Their father is paralyzed, helpless, and they must take care of him.
The brother, who used to take care of them all, is at the war.
Just two years ago, in the early summer, before the war, I remember that Caroline, who is not really pretty at all, suddenly came to be quite beautiful. Her small dark thin face was aglow, as if her heart were full of sunlight, and she moved about the shop in a way so glad that it seemed as if every little humble thing she had to do were become for her part of a dance. She gave away to one then more than one bought of larkspur and ramble-roses, and Jeannette and the big brother looked on leniently.

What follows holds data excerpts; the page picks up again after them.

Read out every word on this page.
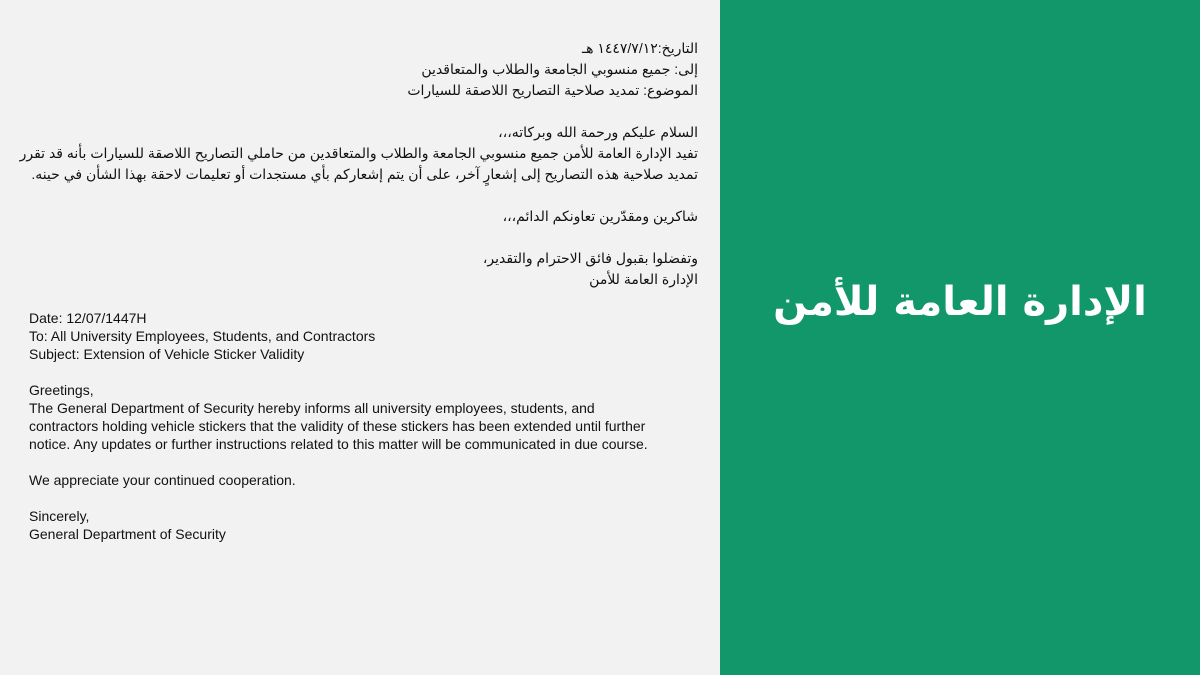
التاريخ:١٤٤٧/٧/١٢ هـ
إلى: جميع منسوبي الجامعة والطلاب والمتعاقدين
الموضوع: تمديد صلاحية التصاريح اللاصقة للسيارات
السلام عليكم ورحمة الله وبركاته،،،
تفيد الإدارة العامة للأمن جميع منسوبي الجامعة والطلاب والمتعاقدين من حاملي التصاريح اللاصقة للسيارات بأنه قد تقرر
تمديد صلاحية هذه التصاريح إلى إشعارٍ آخر، على أن يتم إشعاركم بأي مستجدات أو تعليمات لاحقة بهذا الشأن في حينه.
شاكرين ومقدّرين تعاونكم الدائم،،،
وتفضلوا بقبول فائق الاحترام والتقدير،
الإدارة العامة للأمن
Date: 12/07/1447H
To: All University Employees, Students, and Contractors
Subject: Extension of Vehicle Sticker Validity
Greetings,
The General Department of Security hereby informs all university employees, students, and
contractors holding vehicle stickers that the validity of these stickers has been extended until further
notice. Any updates or further instructions related to this matter will be communicated in due course.
We appreciate your continued cooperation.
Sincerely,
General Department of Security
الإدارة العامة للأمن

All that seems now very long ago.
So few people can bear happy colours in these days, that Jeannette brings back from the market little else but white and purple flowers, and green leaves for wreaths and crosses.
I was very early this morning, and Jeannette was not yet come back from the Halles.
Caroline was down on her knees, scrubbing the floor. She was crying as she scrubbed the floor.
She had not expected any one to come so early, and she was crying just as hard as she could cry, while she was alone and had the time.
She got up from her knees and rubbed her bare arm across her eyes.
I thought of her brother at the war, and of the some one because of whom, perhaps, she had been happy, two years ago. I scarcely dared to ask, "Is it bad news, Caroline?"
"No, Madame," she said, still rubbing her eyes, "No, Madame, it is nothing special. It is only as if there were nothing but tears in the world."